Question

stat crunch A simple random sample of size n=250 individuals who are currently employed is asked if they work at home at least once per week. Of the 250 employed individuals​ surveyed, 41 responded that they did work at home at least once per week. Construct a​ 99% confidence interval for the population proportion of employed individuals who work at home at least once per week.

Answer 1

The 99% confidence interval for the population proportion of employed individuals who work at home at least once per week is between (0.104, 0.224).

Explanation:

In a sample with a number n of people surveyed with a probability of a success of
`\pi`, and a confidence level of
`1-\alpha`, we have the following confidence interval of proportions.

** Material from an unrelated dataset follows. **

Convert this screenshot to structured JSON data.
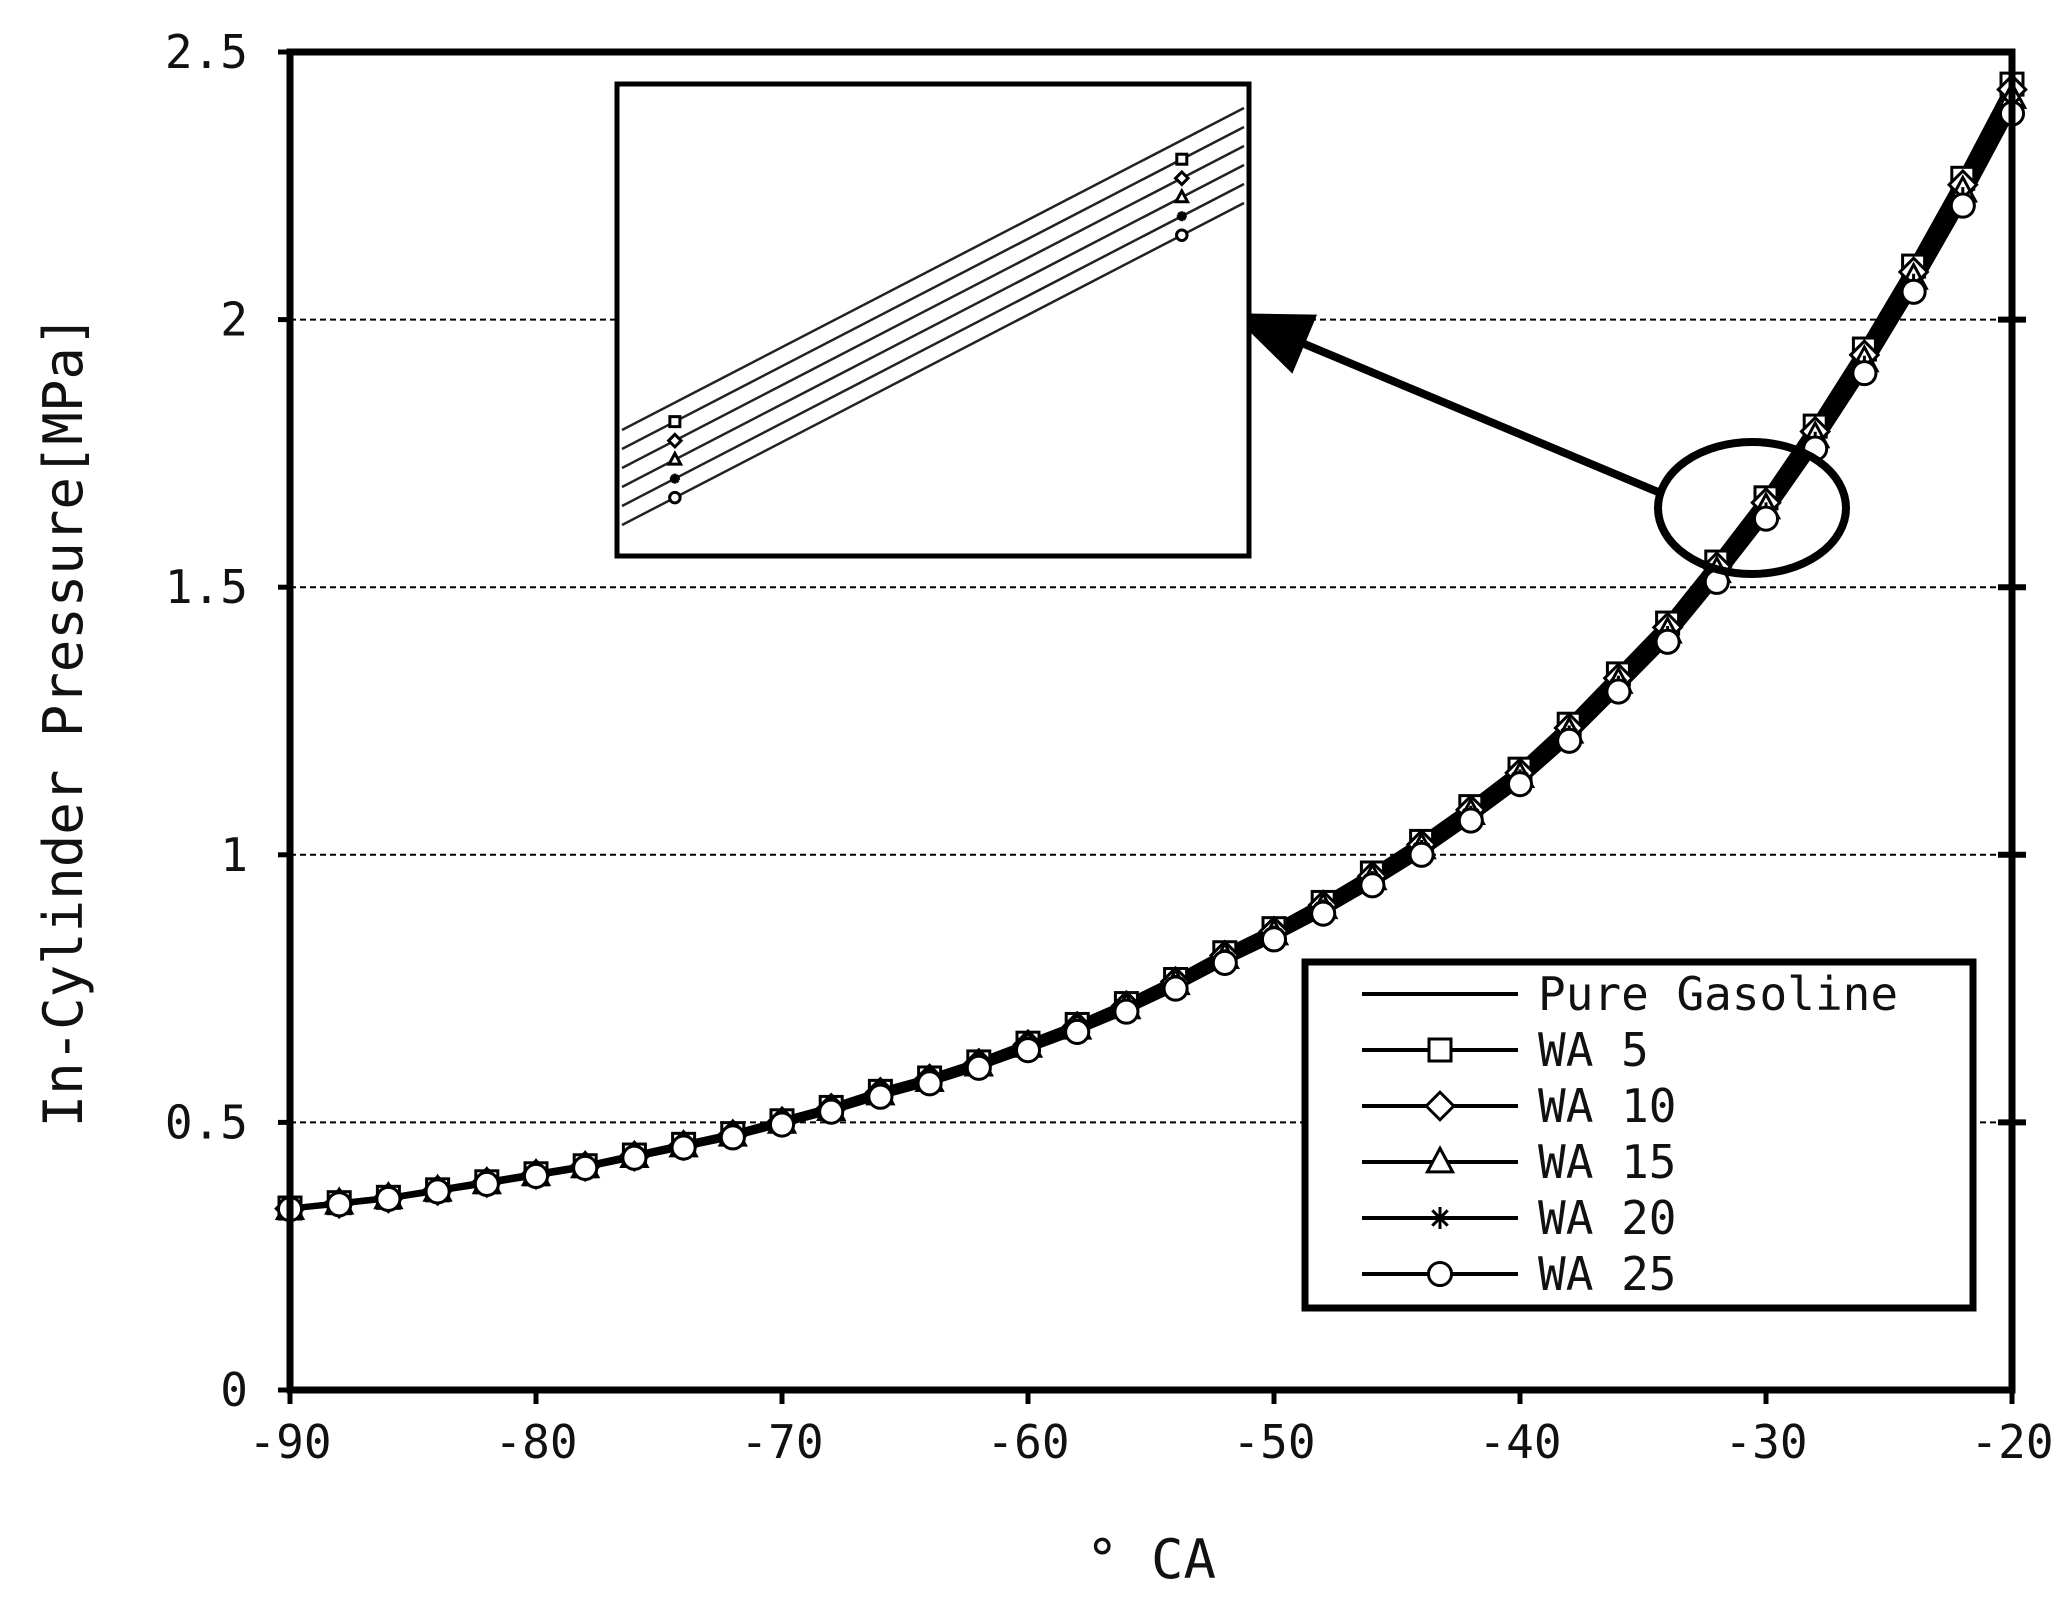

`\pi \pm z\sqrt{(\pi(1-\pi))/(n)}`

In which

z is the zscore that has a pvalue of
`1 - (\alpha)/(2)`.

For this problem, we have that:

`n = 250, \pi = (41)/(250) = 0.164`

99% confidence level

So
`\alpha = 0.01`, z is the value of Z that has a pvalue of
`1 - (0.01)/(2) = 0.995`, so
`Z = 2.575`.

The lower limit of this interval is:

`\pi - z\sqrt{(\pi(1-\pi))/(n)} = 0.164 - 2.575\sqrt{(0.164*0.836)/(250)} = 0.104`

The upper limit of this interval is:

`\pi + z\sqrt{(\pi(1-\pi))/(n)} = 0.164 + 2.575\sqrt{(0.164*0.836)/(250)} = 0.224`

The 99% confidence interval for the population proportion of employed individuals who work at home at least once per week is between (0.104, 0.224).